Would values like the rule of law and human rights have eventually come to the Western Hemisphere had Europeans not?  We don't know, and how can we speculate?  Perhaps Asians would have found the western coast of our hemisphere, but remember, the indigenous folks who were already here had come from Asia across the Bering Strait, right?  Might nomads from the "West" have trickled down through North America over the centuries by land, bringing concepts like the rule of law and human rights with them?  Maybe, and maybe they'd have met the same warrior tribes that the Pilgrims and other colonists encountered on the East Coast.

Suffice it to say that the history we're supposedly acknowledging today is messy.  Very messy.  But making villains out of each other, and Italians, and indigenous peoples today misses that point.  What would be so wrong with using this day as a reminder that none of us is perfect?  That daily life is made up of six billion people making mistakes and (hopefully) learning from them?

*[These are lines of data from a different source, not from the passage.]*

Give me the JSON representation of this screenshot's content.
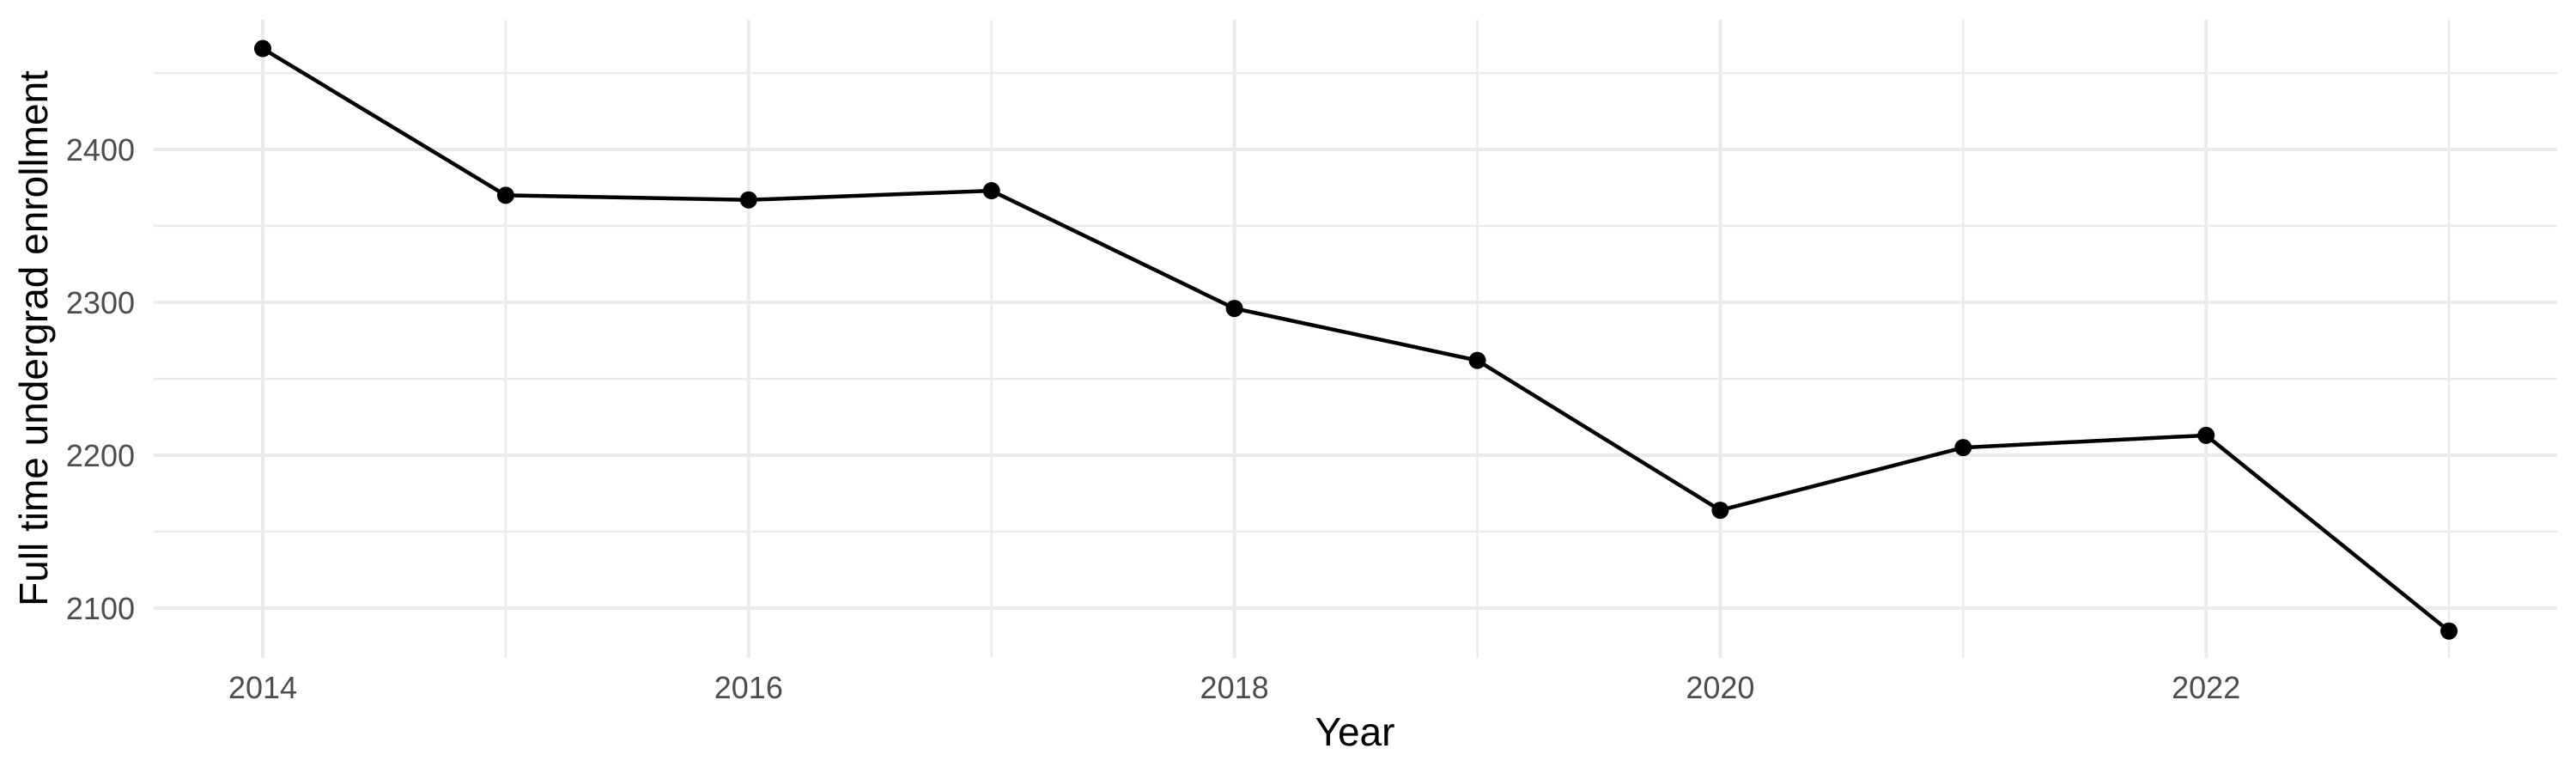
{
  "figure": {
    "background_color": "#FFFFFF",
    "grid_color": "#EBEBEB",
    "line_color": "#000000",
    "point_color": "#000000",
    "tick_label_color": "#4D4D4D",
    "axis_title_color": "#000000"
  },
  "chart_data": {
    "type": "line",
    "title": "",
    "xlabel": "Year",
    "ylabel": "Full time undergrad enrollment",
    "x": [
      2014,
      2015,
      2016,
      2017,
      2018,
      2019,
      2020,
      2021,
      2022,
      2023
    ],
    "values": [
      2466,
      2370,
      2367,
      2373,
      2296,
      2262,
      2164,
      2205,
      2213,
      2085
    ],
    "series_name": "Full time undergrad enrollment",
    "x_ticks": [
      2014,
      2016,
      2018,
      2020,
      2022
    ],
    "x_tick_labels": [
      "2014",
      "2016",
      "2018",
      "2020",
      "2022"
    ],
    "x_minor_gridlines": [
      2015,
      2017,
      2019,
      2021,
      2023
    ],
    "y_ticks": [
      2100,
      2200,
      2300,
      2400
    ],
    "y_tick_labels": [
      "2100",
      "2200",
      "2300",
      "2400"
    ],
    "y_minor_gridlines": [
      2150,
      2250,
      2350,
      2450
    ],
    "xlim": [
      2013.55,
      2023.45
    ],
    "ylim": [
      2067,
      2485
    ],
    "grid": true,
    "legend": false,
    "marker": "circle"
  }
}
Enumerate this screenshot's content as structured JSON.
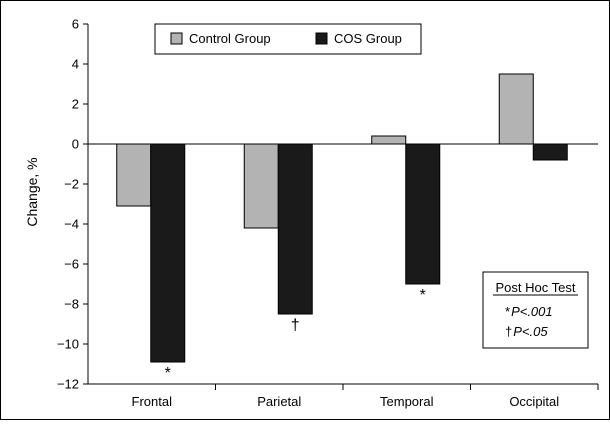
{
  "chart_data": {
    "type": "bar",
    "categories": [
      "Frontal",
      "Parietal",
      "Temporal",
      "Occipital"
    ],
    "series": [
      {
        "name": "Control Group",
        "values": [
          -3.1,
          -4.2,
          0.4,
          3.5
        ],
        "color": "#b3b3b3"
      },
      {
        "name": "COS Group",
        "values": [
          -10.9,
          -8.5,
          -7.0,
          -0.8
        ],
        "color": "#1a1a1a"
      }
    ],
    "title": "",
    "xlabel": "",
    "ylabel": "Change, %",
    "ylim": [
      -12,
      6
    ],
    "yticks": [
      6,
      4,
      2,
      0,
      -2,
      -4,
      -6,
      -8,
      -10,
      -12
    ],
    "grid": false,
    "legend_position": "top-center",
    "significance_markers": [
      {
        "category": "Frontal",
        "series": "COS Group",
        "symbol": "*"
      },
      {
        "category": "Parietal",
        "series": "COS Group",
        "symbol": "†"
      },
      {
        "category": "Temporal",
        "series": "COS Group",
        "symbol": "*"
      }
    ],
    "annotation_box": {
      "title": "Post Hoc Test",
      "lines": [
        {
          "symbol": "*",
          "text": "P<.001"
        },
        {
          "symbol": "†",
          "text": "P<.05"
        }
      ]
    }
  }
}
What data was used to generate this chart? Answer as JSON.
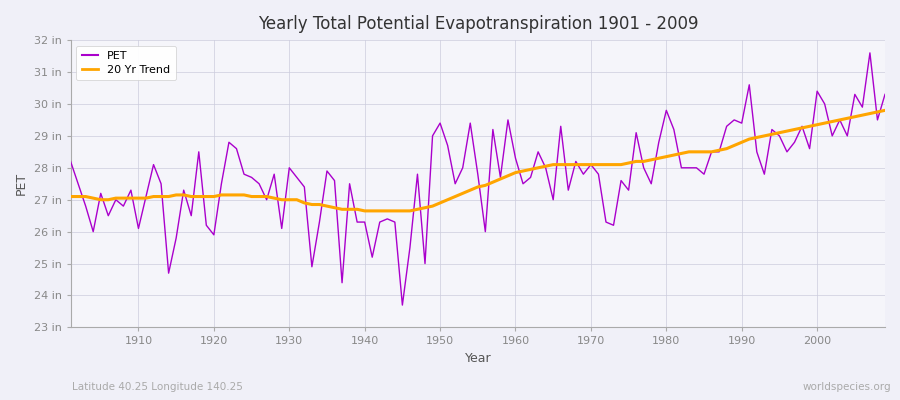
{
  "title": "Yearly Total Potential Evapotranspiration 1901 - 2009",
  "xlabel": "Year",
  "ylabel": "PET",
  "bottom_left_label": "Latitude 40.25 Longitude 140.25",
  "bottom_right_label": "worldspecies.org",
  "ylim": [
    23,
    32
  ],
  "yticks": [
    23,
    24,
    25,
    26,
    27,
    28,
    29,
    30,
    31,
    32
  ],
  "ytick_labels": [
    "23 in",
    "24 in",
    "25 in",
    "26 in",
    "27 in",
    "28 in",
    "29 in",
    "30 in",
    "31 in",
    "32 in"
  ],
  "pet_color": "#AA00CC",
  "trend_color": "#FFA500",
  "fig_bg_color": "#F0F0F8",
  "plot_bg_color": "#F5F5FA",
  "grid_color": "#CCCCDD",
  "xlim": [
    1901,
    2009
  ],
  "xticks": [
    1910,
    1920,
    1930,
    1940,
    1950,
    1960,
    1970,
    1980,
    1990,
    2000
  ],
  "years": [
    1901,
    1902,
    1903,
    1904,
    1905,
    1906,
    1907,
    1908,
    1909,
    1910,
    1911,
    1912,
    1913,
    1914,
    1915,
    1916,
    1917,
    1918,
    1919,
    1920,
    1921,
    1922,
    1923,
    1924,
    1925,
    1926,
    1927,
    1928,
    1929,
    1930,
    1931,
    1932,
    1933,
    1934,
    1935,
    1936,
    1937,
    1938,
    1939,
    1940,
    1941,
    1942,
    1943,
    1944,
    1945,
    1946,
    1947,
    1948,
    1949,
    1950,
    1951,
    1952,
    1953,
    1954,
    1955,
    1956,
    1957,
    1958,
    1959,
    1960,
    1961,
    1962,
    1963,
    1964,
    1965,
    1966,
    1967,
    1968,
    1969,
    1970,
    1971,
    1972,
    1973,
    1974,
    1975,
    1976,
    1977,
    1978,
    1979,
    1980,
    1981,
    1982,
    1983,
    1984,
    1985,
    1986,
    1987,
    1988,
    1989,
    1990,
    1991,
    1992,
    1993,
    1994,
    1995,
    1996,
    1997,
    1998,
    1999,
    2000,
    2001,
    2002,
    2003,
    2004,
    2005,
    2006,
    2007,
    2008,
    2009
  ],
  "pet_values": [
    28.2,
    27.5,
    26.8,
    26.0,
    27.2,
    26.5,
    27.0,
    26.8,
    27.3,
    26.1,
    27.1,
    28.1,
    27.5,
    24.7,
    25.8,
    27.3,
    26.5,
    28.5,
    26.2,
    25.9,
    27.5,
    28.8,
    28.6,
    27.8,
    27.7,
    27.5,
    27.0,
    27.8,
    26.1,
    28.0,
    27.7,
    27.4,
    24.9,
    26.3,
    27.9,
    27.6,
    24.4,
    27.5,
    26.3,
    26.3,
    25.2,
    26.3,
    26.4,
    26.3,
    23.7,
    25.5,
    27.8,
    25.0,
    29.0,
    29.4,
    28.7,
    27.5,
    28.0,
    29.4,
    27.8,
    26.0,
    29.2,
    27.7,
    29.5,
    28.3,
    27.5,
    27.7,
    28.5,
    28.0,
    27.0,
    29.3,
    27.3,
    28.2,
    27.8,
    28.1,
    27.8,
    26.3,
    26.2,
    27.6,
    27.3,
    29.1,
    28.0,
    27.5,
    28.8,
    29.8,
    29.2,
    28.0,
    28.0,
    28.0,
    27.8,
    28.5,
    28.5,
    29.3,
    29.5,
    29.4,
    30.6,
    28.5,
    27.8,
    29.2,
    29.0,
    28.5,
    28.8,
    29.3,
    28.6,
    30.4,
    30.0,
    29.0,
    29.5,
    29.0,
    30.3,
    29.9,
    31.6,
    29.5,
    30.3
  ],
  "trend_values": [
    27.1,
    27.1,
    27.1,
    27.05,
    27.0,
    27.0,
    27.05,
    27.05,
    27.05,
    27.05,
    27.05,
    27.1,
    27.1,
    27.1,
    27.15,
    27.15,
    27.1,
    27.1,
    27.1,
    27.1,
    27.15,
    27.15,
    27.15,
    27.15,
    27.1,
    27.1,
    27.1,
    27.05,
    27.0,
    27.0,
    27.0,
    26.9,
    26.85,
    26.85,
    26.8,
    26.75,
    26.7,
    26.7,
    26.7,
    26.65,
    26.65,
    26.65,
    26.65,
    26.65,
    26.65,
    26.65,
    26.7,
    26.75,
    26.8,
    26.9,
    27.0,
    27.1,
    27.2,
    27.3,
    27.4,
    27.45,
    27.55,
    27.65,
    27.75,
    27.85,
    27.9,
    27.95,
    28.0,
    28.05,
    28.1,
    28.1,
    28.1,
    28.1,
    28.1,
    28.1,
    28.1,
    28.1,
    28.1,
    28.1,
    28.15,
    28.2,
    28.2,
    28.25,
    28.3,
    28.35,
    28.4,
    28.45,
    28.5,
    28.5,
    28.5,
    28.5,
    28.55,
    28.6,
    28.7,
    28.8,
    28.9,
    28.95,
    29.0,
    29.05,
    29.1,
    29.15,
    29.2,
    29.25,
    29.3,
    29.35,
    29.4,
    29.45,
    29.5,
    29.55,
    29.6,
    29.65,
    29.7,
    29.75,
    29.8
  ]
}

Maybe you don't appreciate what we have today, compared with what ancient civilizations had - or didn't.  That's the bigger problem with folks who grouse about Columbus, isn't it?  Would you want to risk being alive today in any of the ancient cultures Columbus' arrival helped extinguish?  

Maybe Columbus isn't the person who should have a day named after him (or an uber-liberal university in New York City *cough* *cough*).  But if we're going to start naming holidays after people groups, what's so special about folks who slaughtered each other because they were the more dominant?

Isn't that what you dislike about the Europeans?  Or are you just upset that Europeans had more lethal weapons?

What happens when we don't learn from history?